Qui habite à Nantes et a des activités associatives sait bien, n’en déplaise aux organisateurs, que toute subvention de ces « pouvoirs publics » n’est possible qu’avec des contre-parties. Peut-être pas toujours par des pressions directes, parfois simplement parce qu’une association ne peut survivre sans. Tout au moins cela sert souvent la « communication » des ces autorités, toujours férues de green-karsher. On imagine déjà Alternatiba au sommaire du prochain Nantes Métropole ™, à côté d’un autre pour le nouvel aéroport.

L’épisode du courrier d’Auxiette, financeur d’Alternatiba donc, qui demandait aux associations écologistes de la région de « […] dénoncer toutes les actions illégales qui décrédibilisent celles et ceux qui restent opposés au transfert de l’aéroport de Nantes, à défaut, c’est votre propre crédibilité qui sera en cause, ce d’autant plus que votre organisation est bénéficiaire de nombreux dons publics, notamment régionaux », [2] outre ce que cela révèle sur la bétise du personnage, parle en lui-même.

Il aura fallu la publication d’un courrier interne à Alternatiba [3] expliquant clairement les conditions de la mairie de nantes pour que la « coordination Alternatiba Nantes » continue malgrès tout à nier l’évidence…[4] Dans le fond, Alternatiba a mis le doigt dans un système bien institué à Nantes, celui des subventions aux associations, et botté en touche sur la question de l’aéroport.

Beaucoup de blabla mais peu de débat de fond, pour que certain.e.s participant.e.s à cette lutte puisse venir à Alternatiba, quand bien même celle-ci n’est qu’à peine mentionnée directement. Tout juste l’ACIPA et le CeDPA pourront-t-ils être présents, et encore sur le thème de « l’expertise citoyenne ». Décidemment, le mot aéroport est dur à prononcer. Ne parlons même pas de la présence d’occupantEs de la zone ou des divers comités de soutien, qui ne construisent sans doute pas d’alternatives…

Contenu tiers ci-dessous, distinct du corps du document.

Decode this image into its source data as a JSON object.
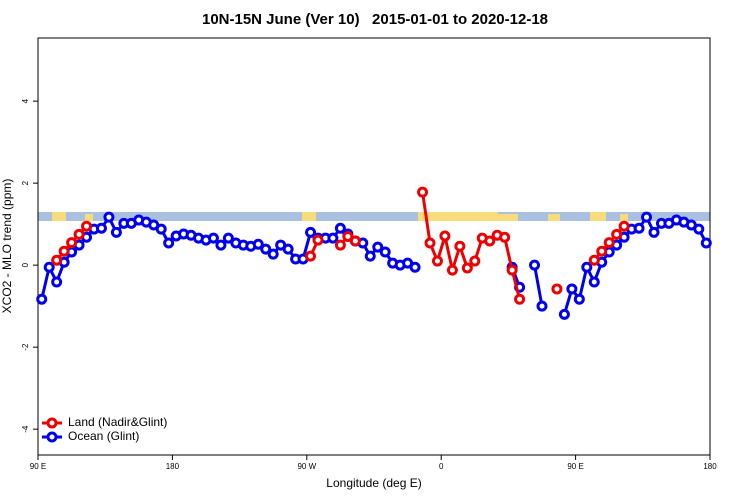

# Les non-citoyens et les luttes dans cette ville

Alors que quand Alternatiba négocie la place du Bouffay avec la mairie, on se demande quel discours est porté par exemple face à la gentrification que ce quartier subit ces dernières années, et des luttes que cela a généré.
Bien au dessus de ce genre de problème, l’organisation cherche des espaces couverts, espaces qui existaient encore il y a peu avec le marché justement couvert du Bouffay, marché historique et place vivante, que la mairie de Nantes a décidé de raser pour en faire une autre de ces places aseptisées et flicables.
Il était même envisagé d’utiliser « les nouvelles douves en face de la place du Bouffay » [5], autrement dit les nouveaux espaces aménagés sur le cadavre du square Mercoeur (qui se transformera bientôt, après moult retard, en zone humide, heu pardon, mirroir d’eau…)

En parlant de « citoyens du centre-ville », population résultante de cette gentrification, Alternatiba choisit de cibler un public particulier. Ce public, celui de la place du Bouffay un dimanche, c’est une classe sociale plutôt aisée, celle qui a les moyens de se poser des questions de « consommateur responsable » et de baisser son chauffage à 20° comme elle le lit dans l’immense flot de communication des autorités.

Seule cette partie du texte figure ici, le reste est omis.